NYCLA President Adrienne B. Koch Presents
President’s Medal to Carol A. Sigmond, Past President

2024 Annual Meeting
NYCLA Home of Law
111 Broadway
New York, New York

May 23,2024


Now we get to my favorite part of the evening: the part where I get to present the Boris Kostelanetz President’s Medal to my friend – our friend – Carol Sigmond.  The official description of this medal says that it’s conferred upon a NYCLA member whose record of dedication to the Association and the legal profession comport with the highest standards.  So with that in mind, let me say a few words about Carol.  In two very real senses, I would not be here if it weren’t for her.

The first sense in which that’s true is personal.  It was Carol who, during her own presidency, invited me to join her Executive Committee and then encouraged me to seek a leadership position in the organization.  As many of you (maybe even most of you) know, Carol can be very persuasive.  But as we also know, there is no one more supportive – and her support was a big part of what got me here.

That, however, is not the reason why I chose her for this year’s President’s Medal.  No. The reason Carol is receiving this medal is because I firmly believe that it’s equally true that, but for Carol, there might not be anyone standing here reporting to you about everything NYCLA accomplished in the 2023-24 program year.  Why? Because it was Carol who – in 2015 – had the courage to say out loud what many of us already realized in our hearts: the upkeep of NYCLA’s beloved building on 14 Vesey Street was diverting too much attention and too many resources from our mission.  If we wanted to continue that mission in the long term, we needed to sell the building.

It was Carol who then had the wisdom to recognize the critical importance of developing a strong consensus in support of such a sale – a consensus strong enough not only to enable the sale to happen, but also to ensure that afterwards NYCLA itself would endure.

That process wasn’t completed on Carol’s watch; it took the presidencies of Michael McNamara, Steve Lessard, and Vince Chang to get us fully through the sale and into our new Home of Law.  But in that long journey it was Carol who first plotted the course, started the engine, and put her foot on the gas. 

If she had not done that, NYCLA might still be struggling with its real estate issues – if it were even here at all.  Instead, we are doing the work that serves our mission.  In a very real sense, we owe that to Carol.

I don’t want anyone to get the idea that this was all Carol did, though.  Carol’s presidency produced a full complement of events, statements, programs and reports – including a couple that even went on to be adopted as policy by the New York State Bar Association or the ABA.  She helped keep us on the map even while she was initiating the course correction that allowed us to stay there – so that NYCLA could continue to serve the legal profession in all of the ways it does.

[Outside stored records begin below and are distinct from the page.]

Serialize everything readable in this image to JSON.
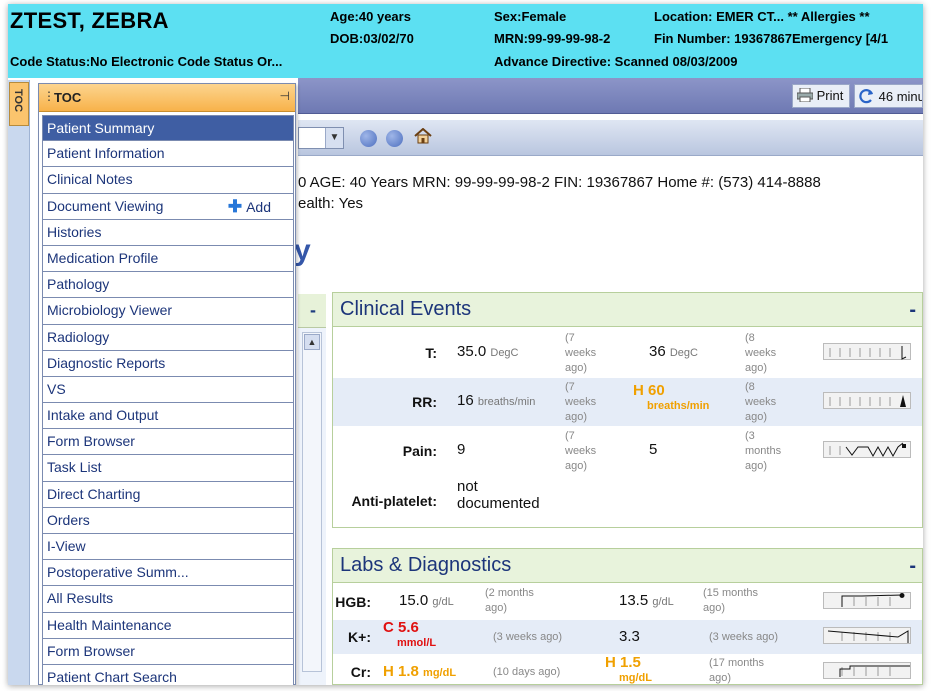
{
  "banner": {
    "patient_name": "ZTEST, ZEBRA",
    "age": "Age:40 years",
    "dob": "DOB:03/02/70",
    "sex": "Sex:Female",
    "mrn": "MRN:99-99-99-98-2",
    "location": "Location: EMER CT... ** Allergies **",
    "fin": "Fin Number: 19367867Emergency [4/1",
    "code_status": "Code Status:No Electronic Code Status Or...",
    "advance_directive": "Advance Directive:  Scanned 08/03/2009"
  },
  "toc_tab": "TOC",
  "toc": {
    "title": "TOC",
    "items": [
      {
        "label": "Patient Summary"
      },
      {
        "label": "Patient Information"
      },
      {
        "label": "Clinical Notes"
      },
      {
        "label": "Document Viewing",
        "action": "Add"
      },
      {
        "label": "Histories"
      },
      {
        "label": "Medication Profile"
      },
      {
        "label": "Pathology"
      },
      {
        "label": "Microbiology Viewer"
      },
      {
        "label": "Radiology"
      },
      {
        "label": "Diagnostic Reports"
      },
      {
        "label": "VS"
      },
      {
        "label": "Intake and Output"
      },
      {
        "label": "Form Browser"
      },
      {
        "label": "Task List"
      },
      {
        "label": "Direct Charting"
      },
      {
        "label": "Orders"
      },
      {
        "label": "I-View"
      },
      {
        "label": "Postoperative Summ..."
      },
      {
        "label": "All Results"
      },
      {
        "label": "Health Maintenance"
      },
      {
        "label": "Form Browser"
      },
      {
        "label": "Patient Chart Search"
      }
    ]
  },
  "toolbar": {
    "print_label": "Print",
    "refresh_label": "46 minu"
  },
  "patient_line": {
    "line1": "0   AGE: 40 Years    MRN: 99-99-99-98-2    FIN: 19367867    Home #: (573) 414-8888",
    "line2": "ealth: Yes",
    "partial_heading": "y"
  },
  "clinical_events": {
    "title": "Clinical Events",
    "min": "-",
    "rows": [
      {
        "label": "T:",
        "v1": "35.0",
        "u1": "DegC",
        "a1": "(7\nweeks\nago)",
        "v2": "36",
        "u2": "DegC",
        "a2": "(8\nweeks\nago)"
      },
      {
        "label": "RR:",
        "v1": "16",
        "u1": "breaths/min",
        "a1": "(7\nweeks\nago)",
        "flag2": "H",
        "v2": "60",
        "u2": "breaths/min",
        "a2": "(8\nweeks\nago)"
      },
      {
        "label": "Pain:",
        "v1": "9",
        "u1": "",
        "a1": "(7\nweeks\nago)",
        "v2": "5",
        "u2": "",
        "a2": "(3\nmonths\nago)"
      },
      {
        "label": "Anti-platelet:",
        "v1": "not\ndocumented"
      }
    ]
  },
  "labs": {
    "title": "Labs & Diagnostics",
    "min": "-",
    "rows": [
      {
        "label": "HGB:",
        "v1": "15.0",
        "u1": "g/dL",
        "a1": "(2 months\nago)",
        "v2": "13.5",
        "u2": "g/dL",
        "a2": "(15 months\nago)"
      },
      {
        "label": "K+:",
        "flag1": "C",
        "v1": "5.6",
        "u1": "mmol/L",
        "a1": "(3 weeks ago)",
        "v2": "3.3",
        "u2": "",
        "a2": "(3 weeks ago)"
      },
      {
        "label": "Cr:",
        "flag1": "H",
        "v1": "1.8",
        "u1": "mg/dL",
        "a1": "(10 days ago)",
        "flag2": "H",
        "v2": "1.5",
        "u2": "mg/dL",
        "a2": "(17 months\nago)"
      }
    ]
  },
  "colors": {
    "banner": "#5ce0f2",
    "toc_header": "#f8b24a",
    "toc_selected": "#3f5ea3",
    "high_flag": "#f0a000",
    "critical_flag": "#e01010",
    "section_header": "#e8f3dc"
  },
  "icons": [
    "print-icon",
    "refresh-icon",
    "home-icon",
    "back-icon",
    "forward-icon",
    "pin-icon",
    "add-icon",
    "collapse-icon",
    "scroll-up-icon"
  ]
}
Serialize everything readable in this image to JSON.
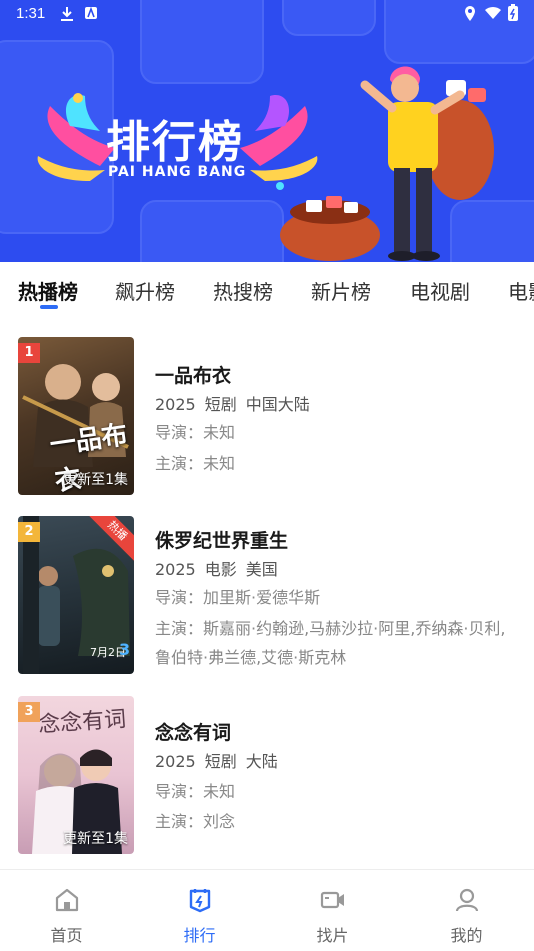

Carol’s service didn’t stop with her presidency either.  Far from it.  In the seven years since the end of her term, Carol continues to serve tirelessly – often in roles that are at or near the top in terms of importance to the Association, but rather low on glory. I’ll also add that her voice is often in my ear with ideas and suggestions for our policy work.  She continues to stoke the engine, even as others now have the spotlight.

Tonight I want to turn the spotlight back to her, and give her one more chance to share her own words with us – which is what I’ve most been looking forward to about this evening.  Carol, my friend, for all you’ve done and continue to do for NYCLA and for the legal profession, please come and let me give you the President’s Medal.